Last night I watched an amazing movie. It was amazing because of its depth, its beauty, the fact that it reflects so many values that I try to embody within my own life, and because it incorporated so many facets of ideas that I have touched upon or written about. It is a movie starring the always incredible Robin Williams, and it is entitled Patch Adams. The Dark Enchanter recommended it to me, for which I thank him.
Patch Adams is a movie based on a true story, that of a doctor whom I did not know existed, but whom I love all the same. It beautifully depicts what it means to connect with people, to really see them, to appreciate them and help them in any way possible, through any means possible. Hunter "Patch" Adams understands that giving is in and of itself a form of receiving. At one point of his life suicidal, Adams realizes that giving to others and helping others grants meaning to his life, and with that understanding, determines that he will enroll in medical school and become a doctor. The only problem is, medical school is not a place designed to teach such as he.
Brilliant, compelling, creative and original, Adams marks a firm distinction between the disease and the patient. Throughout the movie, doctors assess diseases, and refer to patients as "Beds"- there's a case in Bed 6, and symptoms and diseases are all that matter. Patch is very careful to inquire as to the patient's name, to try to fulfill their wishes and fantasies, to allow for laughter in the hospital and in the ward. The curative power of laughter is stressed above all things, as is the belief in a vision that is so grand, glorious and outright beautiful that one feels truly connected to this man who dares to flout convention in the search of a greater good.
Patch listens to people. He talks to them. He wishes them a good day; he thrives on their laughter. He understands how deeply people need to connect, that they need to feel as though they matter, and not simply their disease. He acts the clown, transforming bedpans and medical tools into modes and methods of entertainment. It is his imagination that transforms them- he does not need any particularly special items; he merely needs to act and think. He compels his friends to join him in his quest to treat and help others, despite their initial hesitation. He is a driving force.

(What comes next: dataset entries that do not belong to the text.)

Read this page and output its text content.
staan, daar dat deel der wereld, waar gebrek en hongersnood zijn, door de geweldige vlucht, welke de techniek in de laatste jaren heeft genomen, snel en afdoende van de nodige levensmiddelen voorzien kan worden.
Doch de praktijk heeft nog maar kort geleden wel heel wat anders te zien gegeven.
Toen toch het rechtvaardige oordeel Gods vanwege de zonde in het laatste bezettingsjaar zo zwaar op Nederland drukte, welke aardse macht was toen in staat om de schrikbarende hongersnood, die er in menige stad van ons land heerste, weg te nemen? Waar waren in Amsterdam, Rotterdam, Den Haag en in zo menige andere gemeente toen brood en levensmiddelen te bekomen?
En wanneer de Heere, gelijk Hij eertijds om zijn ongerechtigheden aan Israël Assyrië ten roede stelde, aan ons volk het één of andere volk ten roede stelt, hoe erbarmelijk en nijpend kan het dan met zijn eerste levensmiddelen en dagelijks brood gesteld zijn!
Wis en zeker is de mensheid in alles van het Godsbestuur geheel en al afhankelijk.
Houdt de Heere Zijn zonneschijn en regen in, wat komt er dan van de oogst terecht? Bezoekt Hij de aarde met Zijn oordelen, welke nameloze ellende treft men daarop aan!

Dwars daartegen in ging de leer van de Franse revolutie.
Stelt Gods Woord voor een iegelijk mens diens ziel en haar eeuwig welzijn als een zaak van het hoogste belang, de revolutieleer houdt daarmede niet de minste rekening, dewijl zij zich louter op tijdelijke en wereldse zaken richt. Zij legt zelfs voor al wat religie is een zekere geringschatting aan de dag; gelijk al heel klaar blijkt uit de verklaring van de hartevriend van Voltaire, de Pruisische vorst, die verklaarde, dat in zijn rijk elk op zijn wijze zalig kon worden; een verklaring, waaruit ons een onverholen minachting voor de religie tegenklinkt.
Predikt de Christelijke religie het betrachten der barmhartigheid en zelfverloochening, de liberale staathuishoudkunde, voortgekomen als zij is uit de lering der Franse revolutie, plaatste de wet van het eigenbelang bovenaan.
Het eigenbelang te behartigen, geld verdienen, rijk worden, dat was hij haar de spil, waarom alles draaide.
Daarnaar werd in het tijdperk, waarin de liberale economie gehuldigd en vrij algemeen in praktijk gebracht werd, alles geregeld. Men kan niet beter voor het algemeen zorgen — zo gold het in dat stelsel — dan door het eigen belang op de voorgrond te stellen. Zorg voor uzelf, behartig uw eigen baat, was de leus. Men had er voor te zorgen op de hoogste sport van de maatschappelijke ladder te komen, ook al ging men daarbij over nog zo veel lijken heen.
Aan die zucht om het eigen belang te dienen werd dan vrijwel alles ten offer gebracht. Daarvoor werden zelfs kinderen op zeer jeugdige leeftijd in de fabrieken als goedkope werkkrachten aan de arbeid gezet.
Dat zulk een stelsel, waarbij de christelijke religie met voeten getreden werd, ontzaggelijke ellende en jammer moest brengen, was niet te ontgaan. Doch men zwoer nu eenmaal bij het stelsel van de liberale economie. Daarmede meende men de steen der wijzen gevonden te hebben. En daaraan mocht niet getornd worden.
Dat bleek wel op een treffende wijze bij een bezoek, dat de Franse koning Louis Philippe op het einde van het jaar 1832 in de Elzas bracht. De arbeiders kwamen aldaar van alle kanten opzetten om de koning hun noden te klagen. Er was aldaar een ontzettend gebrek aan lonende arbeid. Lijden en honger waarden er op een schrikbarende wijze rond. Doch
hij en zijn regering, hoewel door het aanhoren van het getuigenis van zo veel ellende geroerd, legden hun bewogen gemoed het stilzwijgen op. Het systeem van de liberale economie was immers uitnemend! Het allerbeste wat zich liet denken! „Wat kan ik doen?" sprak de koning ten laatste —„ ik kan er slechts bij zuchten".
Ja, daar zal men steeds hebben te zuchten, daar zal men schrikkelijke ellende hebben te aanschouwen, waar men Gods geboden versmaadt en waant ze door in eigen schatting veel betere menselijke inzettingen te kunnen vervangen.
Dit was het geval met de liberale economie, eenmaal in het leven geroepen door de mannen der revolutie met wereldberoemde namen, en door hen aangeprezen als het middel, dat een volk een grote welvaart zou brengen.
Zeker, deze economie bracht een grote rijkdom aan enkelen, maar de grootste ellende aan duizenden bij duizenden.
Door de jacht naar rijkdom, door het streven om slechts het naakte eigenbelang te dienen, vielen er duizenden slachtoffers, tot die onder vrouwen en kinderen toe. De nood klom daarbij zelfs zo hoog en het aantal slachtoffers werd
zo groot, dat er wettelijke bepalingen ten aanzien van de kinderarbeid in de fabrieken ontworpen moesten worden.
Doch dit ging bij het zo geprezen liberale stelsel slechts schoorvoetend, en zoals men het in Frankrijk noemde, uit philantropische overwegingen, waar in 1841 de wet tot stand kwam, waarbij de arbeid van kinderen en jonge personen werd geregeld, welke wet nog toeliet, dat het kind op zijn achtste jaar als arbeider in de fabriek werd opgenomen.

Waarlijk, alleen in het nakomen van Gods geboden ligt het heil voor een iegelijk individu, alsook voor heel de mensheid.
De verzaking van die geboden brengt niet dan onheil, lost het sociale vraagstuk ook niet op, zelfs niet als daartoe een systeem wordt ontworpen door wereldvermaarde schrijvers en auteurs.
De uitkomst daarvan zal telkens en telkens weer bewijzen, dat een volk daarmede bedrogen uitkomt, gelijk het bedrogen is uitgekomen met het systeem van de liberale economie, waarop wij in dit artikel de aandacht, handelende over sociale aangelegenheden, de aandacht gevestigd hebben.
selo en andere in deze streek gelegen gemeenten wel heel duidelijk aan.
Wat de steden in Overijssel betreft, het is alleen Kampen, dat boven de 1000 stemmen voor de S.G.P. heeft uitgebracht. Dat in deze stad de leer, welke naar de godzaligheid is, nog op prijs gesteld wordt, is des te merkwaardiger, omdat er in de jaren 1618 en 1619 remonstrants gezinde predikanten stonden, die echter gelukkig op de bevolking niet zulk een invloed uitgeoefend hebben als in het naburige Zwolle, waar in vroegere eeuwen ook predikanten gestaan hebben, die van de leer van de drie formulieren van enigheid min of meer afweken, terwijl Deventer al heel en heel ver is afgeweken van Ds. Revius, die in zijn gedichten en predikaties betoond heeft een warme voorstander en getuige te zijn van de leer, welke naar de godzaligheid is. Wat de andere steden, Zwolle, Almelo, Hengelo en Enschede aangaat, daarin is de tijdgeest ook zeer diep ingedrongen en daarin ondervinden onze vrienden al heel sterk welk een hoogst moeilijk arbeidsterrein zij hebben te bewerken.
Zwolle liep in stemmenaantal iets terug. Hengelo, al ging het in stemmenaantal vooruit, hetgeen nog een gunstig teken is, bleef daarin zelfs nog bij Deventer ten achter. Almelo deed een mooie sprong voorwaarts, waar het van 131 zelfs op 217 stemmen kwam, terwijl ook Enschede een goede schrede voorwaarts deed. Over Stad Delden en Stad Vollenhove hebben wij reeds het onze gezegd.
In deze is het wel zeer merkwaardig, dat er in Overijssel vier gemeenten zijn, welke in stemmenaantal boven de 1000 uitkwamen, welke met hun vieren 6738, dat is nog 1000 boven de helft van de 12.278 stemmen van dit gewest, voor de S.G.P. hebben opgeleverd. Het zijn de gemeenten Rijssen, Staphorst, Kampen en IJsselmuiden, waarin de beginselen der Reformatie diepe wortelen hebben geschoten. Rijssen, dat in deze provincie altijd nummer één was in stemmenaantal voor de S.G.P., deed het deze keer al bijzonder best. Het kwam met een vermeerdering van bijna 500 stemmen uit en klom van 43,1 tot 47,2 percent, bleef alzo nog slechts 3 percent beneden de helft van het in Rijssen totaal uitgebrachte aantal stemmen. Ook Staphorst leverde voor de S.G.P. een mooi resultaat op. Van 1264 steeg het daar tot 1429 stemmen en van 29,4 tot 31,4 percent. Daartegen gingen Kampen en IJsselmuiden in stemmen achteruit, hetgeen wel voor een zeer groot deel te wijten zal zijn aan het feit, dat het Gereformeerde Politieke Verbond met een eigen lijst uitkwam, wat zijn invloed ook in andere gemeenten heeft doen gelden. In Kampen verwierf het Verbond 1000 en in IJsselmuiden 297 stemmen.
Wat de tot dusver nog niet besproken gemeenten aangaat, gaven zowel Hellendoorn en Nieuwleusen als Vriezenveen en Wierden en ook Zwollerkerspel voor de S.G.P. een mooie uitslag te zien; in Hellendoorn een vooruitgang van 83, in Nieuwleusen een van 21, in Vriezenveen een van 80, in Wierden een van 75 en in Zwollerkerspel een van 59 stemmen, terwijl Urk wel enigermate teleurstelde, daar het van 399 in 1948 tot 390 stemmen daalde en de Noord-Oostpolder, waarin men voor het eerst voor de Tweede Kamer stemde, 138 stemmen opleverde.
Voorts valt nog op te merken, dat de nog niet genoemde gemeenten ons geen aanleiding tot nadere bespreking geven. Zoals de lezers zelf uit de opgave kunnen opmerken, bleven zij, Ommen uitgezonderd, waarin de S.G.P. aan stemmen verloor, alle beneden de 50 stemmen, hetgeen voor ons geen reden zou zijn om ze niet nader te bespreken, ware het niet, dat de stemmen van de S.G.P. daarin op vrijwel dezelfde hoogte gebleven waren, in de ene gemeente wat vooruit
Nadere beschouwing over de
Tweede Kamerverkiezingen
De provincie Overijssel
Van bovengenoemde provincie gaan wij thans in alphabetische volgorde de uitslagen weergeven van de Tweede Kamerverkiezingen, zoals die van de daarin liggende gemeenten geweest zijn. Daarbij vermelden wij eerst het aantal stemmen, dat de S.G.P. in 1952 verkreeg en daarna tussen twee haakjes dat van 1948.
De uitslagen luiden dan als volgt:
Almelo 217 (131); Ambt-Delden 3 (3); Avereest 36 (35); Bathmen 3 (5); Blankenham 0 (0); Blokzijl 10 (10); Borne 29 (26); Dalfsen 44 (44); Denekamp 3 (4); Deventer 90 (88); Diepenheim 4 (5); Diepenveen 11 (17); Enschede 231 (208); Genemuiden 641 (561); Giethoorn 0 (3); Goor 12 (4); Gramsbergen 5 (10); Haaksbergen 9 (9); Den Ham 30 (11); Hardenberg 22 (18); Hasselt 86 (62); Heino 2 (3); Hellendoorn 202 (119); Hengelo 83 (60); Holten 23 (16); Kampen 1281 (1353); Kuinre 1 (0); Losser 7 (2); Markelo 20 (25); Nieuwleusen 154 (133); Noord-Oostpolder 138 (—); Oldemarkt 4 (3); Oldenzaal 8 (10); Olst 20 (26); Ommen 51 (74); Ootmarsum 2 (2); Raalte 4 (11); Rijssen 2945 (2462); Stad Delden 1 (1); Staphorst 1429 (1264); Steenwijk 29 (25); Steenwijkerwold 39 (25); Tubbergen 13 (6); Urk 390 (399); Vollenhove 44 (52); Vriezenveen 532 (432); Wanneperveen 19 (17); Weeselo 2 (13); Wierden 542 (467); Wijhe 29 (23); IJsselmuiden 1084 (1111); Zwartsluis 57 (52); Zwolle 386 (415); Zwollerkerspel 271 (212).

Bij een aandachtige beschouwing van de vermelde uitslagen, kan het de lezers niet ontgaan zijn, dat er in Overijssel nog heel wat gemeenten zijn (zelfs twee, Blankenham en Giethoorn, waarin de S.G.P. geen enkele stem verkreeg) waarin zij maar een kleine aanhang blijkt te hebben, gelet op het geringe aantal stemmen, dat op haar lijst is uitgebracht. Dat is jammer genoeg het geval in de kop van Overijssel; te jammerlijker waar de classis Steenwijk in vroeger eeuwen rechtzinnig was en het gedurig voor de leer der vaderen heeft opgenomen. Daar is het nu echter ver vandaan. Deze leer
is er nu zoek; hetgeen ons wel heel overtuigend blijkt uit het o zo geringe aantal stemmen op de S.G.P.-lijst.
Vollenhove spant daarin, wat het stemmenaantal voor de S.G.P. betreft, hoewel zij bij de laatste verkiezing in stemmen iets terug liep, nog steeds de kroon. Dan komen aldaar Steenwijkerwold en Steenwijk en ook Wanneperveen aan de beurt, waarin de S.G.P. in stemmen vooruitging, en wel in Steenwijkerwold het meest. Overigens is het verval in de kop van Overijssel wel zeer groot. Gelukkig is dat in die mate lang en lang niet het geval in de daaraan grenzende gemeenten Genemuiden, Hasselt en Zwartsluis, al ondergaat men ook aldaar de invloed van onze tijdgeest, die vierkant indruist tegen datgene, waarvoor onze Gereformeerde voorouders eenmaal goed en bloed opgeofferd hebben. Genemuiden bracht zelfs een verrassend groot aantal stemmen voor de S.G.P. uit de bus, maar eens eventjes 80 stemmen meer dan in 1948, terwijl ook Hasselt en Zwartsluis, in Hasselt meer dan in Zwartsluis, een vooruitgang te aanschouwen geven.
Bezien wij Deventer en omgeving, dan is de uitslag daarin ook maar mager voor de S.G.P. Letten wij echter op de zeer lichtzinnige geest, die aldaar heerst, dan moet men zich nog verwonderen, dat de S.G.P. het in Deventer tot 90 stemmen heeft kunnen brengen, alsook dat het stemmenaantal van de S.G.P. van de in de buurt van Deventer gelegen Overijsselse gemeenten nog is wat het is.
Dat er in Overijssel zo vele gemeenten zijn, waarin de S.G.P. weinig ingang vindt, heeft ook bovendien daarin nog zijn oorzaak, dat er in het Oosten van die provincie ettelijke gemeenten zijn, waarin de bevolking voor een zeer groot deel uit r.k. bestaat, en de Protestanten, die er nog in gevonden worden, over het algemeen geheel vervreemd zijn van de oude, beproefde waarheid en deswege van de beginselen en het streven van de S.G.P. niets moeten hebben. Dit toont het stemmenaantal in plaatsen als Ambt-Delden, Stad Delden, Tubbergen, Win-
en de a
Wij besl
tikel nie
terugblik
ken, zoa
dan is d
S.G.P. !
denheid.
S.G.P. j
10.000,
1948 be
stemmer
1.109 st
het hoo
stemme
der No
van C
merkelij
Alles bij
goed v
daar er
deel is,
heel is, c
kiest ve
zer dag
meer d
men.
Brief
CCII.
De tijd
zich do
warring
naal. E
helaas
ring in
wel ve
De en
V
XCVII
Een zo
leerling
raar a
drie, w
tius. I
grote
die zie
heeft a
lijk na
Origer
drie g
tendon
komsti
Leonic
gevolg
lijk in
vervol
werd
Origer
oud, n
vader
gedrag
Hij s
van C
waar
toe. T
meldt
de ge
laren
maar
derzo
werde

And then he faces failure, as he must. This is failure that could destroy him; his vision, in which he believed so much, comes crashing down in an instant. The woman he loves above all else is taken from him, and why? She had wanted to help a patient, and that patient, being unstable, murdered her. "I killed her. I taught her the medicine that killed her." Patch grieves, and this is depicted particularly movingly when he argues with God, claiming that God ought to have created the world with compassion. He wants to give up, and will, until he sees a butterfly, his personal connection with the woman who has left him. She has symbolically come back to him and he perseveres.
The movie is filled with ridiculous antics, including the wonderful stealing of hospital supplies with a live man pretending to be a cadaver (he is covered with a sheet, under which are all the supplies), an interesting welcome for gynecologists, clowning around and many different forms of entertainment! Huzzah for non-conformists with passion.
The final scene is beyond incredible; you can watch it from 2:20 onward here (alternatively, watch the whole movie!) I love this speech.
All the ideas proposed by Dr. Patch Adams are ideas that I have intuitively come to on my own- having fun, spreading joy, healing through laughter, talking to strangers and seeing what they have to say, what bothers or hurts them and how they can be helped- and it is all so simple! I heard about a program for Medical Clowns that one can enroll in if they are in Israel (and I have a friend who did it)- this is something that I would love to do; does anyone know whether there are programs to become Medical Clowns in the USA? God knows if there's anyone in the world who should do this it should be me; I love wearing costumes, I dress up all the time, and this was precisely the function I served when I visited nursing homes in Chicago- only I didn't know it had been originated with this particular individual. It's interesting that one can follow in a tradition one never knew existed.
To learn more about Patch Adams, check out his website here!
Hurrah for the clowns, the dreamers, the people who say hello to strangers and who take joy in every minute of their lives! Hurrah for Patch Adams, and for you, and for me!